Das Land Baden-Württemberg fördert die Maßnahme im Programm „Klimaschutz mit System“

Der Landkreis Karlsruhe strebt eine klimaneutrale Energieversorgung schon bis zum Jahr 2035 an. Das hat der Kreistag  bereits im Mai 2021 mit großer Mehrheit mit dem novellierten Klimaschutzkonzept zeozweifrei 2035 beschlossen. Dabei steht der Wärmesektor im Fokus. Dieser ist mit fast 50 Prozent maßgeblich an den energiebedingten CO2-Emissionen im Landkreis beteiligt. Darum hat der Landkreis, unterstützt durch seine Umwelt- und Energieagentur (UEA), nun das Konzept für eine Regionale Wärmeausbaustrategie entwickelt, die im nächsten Schritt ausgearbeitet werden soll.

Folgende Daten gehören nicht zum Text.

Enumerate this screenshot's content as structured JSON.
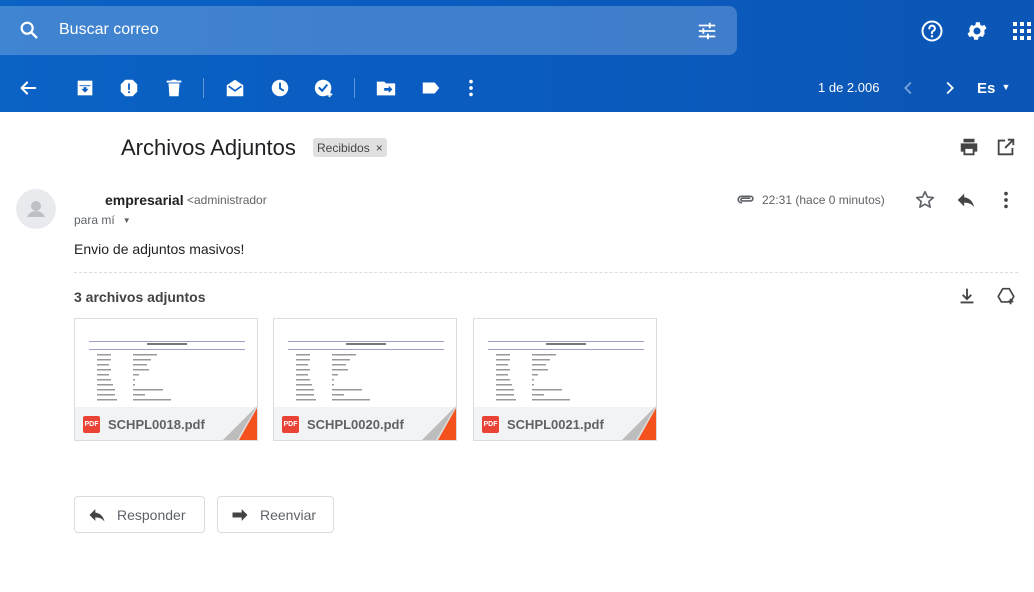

Auf Grundlage der bisher ermittelten Wärmepotenziale und -bedarfe sollen zusätzlich die Bedarfe, Daten und Ergebnisse zahlreicher kommunaler und kreisweiter Konzepte und Prozesse gebündelt und zu einem Gesamtkonzept der regionalen Wärmeversorgung zusammengeführt werden. Dabei soll für die Landkreis-Kommunen Rechts- und Planungssicherheit für eine erfolgreiche Wärmewende geschaffen werden.

Der Fokus des Projektes liegt auf der Untersuchung von Wärmepotenzialen aus erneuerbaren Energien und der Machbarkeit von Wärmenetzen insbesondere im Hinblick auf interkommunale Verbindungen im Landkreis Karlsruhe. Die klimaneutral gewonnene Wärme kann wegen der örtlich ungleich verteilten Potenziale und Bedarfe nur mittels leitungsgebundener Wärmeversorgung optimal genutzt und im Landkreis verteilt werden. Die Strategie steht insbesondere auch unter dem Aspekt der regionalen Wertschöpfung: Daher sollen von Anfang an mögliche Betriebsformen unter Einbindung der Kommunen und der Bevölkerung geprüft werden.

Die Regionale Wärmeausbaustrategie wird gefördert durch das Programm „Klimaschutz mit System“ des Ministeriums für Umwelt, Klima und Energiewirtschaft Baden-Württemberg und soll Ende des Jahres 2022 abgeschlossen sein.